In a paper recently published in Environmental Science & Technology Letters, Dr Saer Samanipour of the Van 't Hoff Institute for Molecular Sciences (HIMS) reports on the chemical analysis of municipal wastewater as a predictor for population socioeconomics. The study attracted worldwide attention after an article in the Science & Technology section of The Economist.
Samanipour, who recently joined HIMS, performed the study together with colleagues at the Queensland Alliance for Environmental Health Sciences of the University of Queensland, Australia, where he holds an honorary research fellowship. By coinciding the sampling phase of the study with the 2016 Australian Census, the researchers were able to correlate the socioeconomic characteristics of Australian communities (following from the census) with sewage composition (following from chemical analysis).

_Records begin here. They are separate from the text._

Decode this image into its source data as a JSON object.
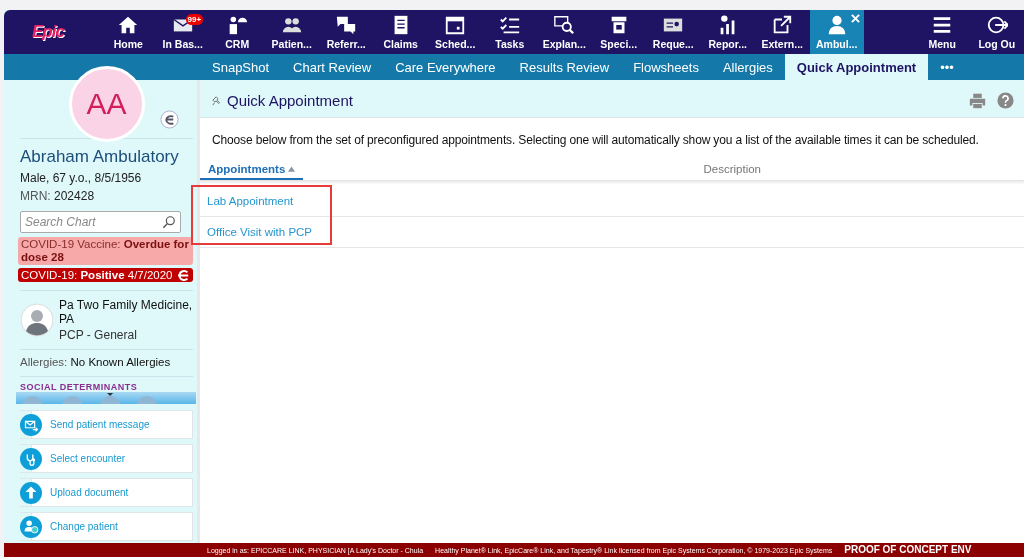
{
  "nav": {
    "logo": "Epic",
    "items": [
      {
        "label": "Home",
        "selected": false
      },
      {
        "label": "In Bas...",
        "selected": false,
        "badge": "99+"
      },
      {
        "label": "CRM",
        "selected": false
      },
      {
        "label": "Patien...",
        "selected": false
      },
      {
        "label": "Referr...",
        "selected": false
      },
      {
        "label": "Claims",
        "selected": false
      },
      {
        "label": "Sched...",
        "selected": false
      },
      {
        "label": "Tasks",
        "selected": false
      },
      {
        "label": "Explan...",
        "selected": false
      },
      {
        "label": "Speci...",
        "selected": false
      },
      {
        "label": "Reque...",
        "selected": false
      },
      {
        "label": "Repor...",
        "selected": false
      },
      {
        "label": "Extern...",
        "selected": false
      },
      {
        "label": "Ambul...",
        "selected": true,
        "closable": true
      }
    ],
    "right": [
      "Menu",
      "Log Ou"
    ]
  },
  "tabs": [
    {
      "label": "SnapShot",
      "selected": false
    },
    {
      "label": "Chart Review",
      "selected": false
    },
    {
      "label": "Care Everywhere",
      "selected": false
    },
    {
      "label": "Results Review",
      "selected": false
    },
    {
      "label": "Flowsheets",
      "selected": false
    },
    {
      "label": "Allergies",
      "selected": false
    },
    {
      "label": "Quick Appointment",
      "selected": true
    },
    {
      "label": "•••",
      "selected": false
    }
  ],
  "patient": {
    "initials": "AA",
    "name": "Abraham Ambulatory",
    "details": "Male, 67 y.o., 8/5/1956",
    "mrn_label": "MRN:",
    "mrn": "202428",
    "search": {
      "placeholder": "Search Chart"
    },
    "alerts": [
      {
        "kind": "warning",
        "text": "COVID-19 Vaccine: **Overdue for dose 28**"
      },
      {
        "kind": "critical",
        "text": "COVID-19: **Positive** 4/7/2020"
      }
    ],
    "pcp": {
      "name": "Pa Two Family Medicine, PA",
      "role": "PCP - General"
    },
    "allergies_label": "Allergies:",
    "allergies": "No Known Allergies",
    "social_determinants": "SOCIAL DETERMINANTS"
  },
  "actions": [
    "Send patient message",
    "Select encounter",
    "Upload document",
    "Change patient"
  ],
  "page": {
    "title": "Quick Appointment",
    "intro": "Choose below from the set of preconfigured appointments. Selecting one will automatically show you a list of the available times it can be scheduled.",
    "columns": [
      {
        "label": "Appointments",
        "sorted": true
      },
      {
        "label": "Description",
        "sorted": false
      }
    ],
    "rows": [
      "Lab Appointment",
      "Office Visit with PCP"
    ],
    "highlight_box": true
  },
  "footer": {
    "login": "Logged in as: EPICCARE LINK, PHYSICIAN [A Lady's Doctor - Chula",
    "license": "Healthy Planet® Link, EpicCare® Link, and Tapestry® Link licensed from Epic Systems Corporation, © 1979-2023 Epic Systems",
    "env": "PROOF OF CONCEPT ENV"
  }
}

The researchers collected samples from more than 100 sewage-treatment plants and analysed these for the occurrence of 'marker' chemicals such as nicotine, caffeine, amphetamine and many more. In total, they looked for 40 chemicals that revealed smoking habits, dietary characteristics and the use of drugs, antidepressants and antipsychotics.
The extensive chemical analysis of all samples, combined with advanced data analysis, led to the conclusion that the chemical 'fingerprint' of sewage is a quite accurate predictor of the demographic make-up of the community connected to the sewage plant. The researchers developed a model based on their results and tested this with data from nine sewage plants not included in the initial analysis. For the communities around these plants, they were able to estimate key data on education, occupation, income, social life, housing and more within a 25% error margin. They were able to make quite specific predictions ranging from the number of people that had finished secondary school to the number of single parents and car owners.
The researchers conclude that wastewater analysis can be a valuable technique for assessing population socioeconomics, complementary to the vastly more expensive and logistically challenging method of a census.
As an assistant professor at HIMS, Samanipour focuses on the application of advanced statistical tools (including AI and machine learning), signal processing, and high-resolution mass spectrometry (HRMS) for the analysis of complex samples from different sources (from environmental to biological).
Analysis of wastewater gives exclusive access to chemical exposure, consumption habits, and the health status of a population. Samanipour will take advantage of this information-rich matrix (i.e. wastewater) in combination with computational mass spectrometry and advanced statistics to identify novel biomarkers associated with specific health disorders. These efforts are part of several ongoing projects with the University of Queensland (AU) and will be expanded and applied to Dutch cases through future collaborations with the Institute for Biodiversity and Ecosystem Dynamics (IBED, UvA) and the KWR water research institute (Nieuwegein).
Phil M. Choi, Jake W. O’Brien, Ben J. Tscharke, Jochen F. Mueller, Kevin V. Thomas, and Saer Samanipour: Population Socioeconomics Predicted Using Wastewater. Environ. Sci. Technol. Lett. 2020, published online 26 June. DOI: 10.1021/acs.estlett.0c00392
The Economist, 18 July 2020: Analysing waste water may assist census takers.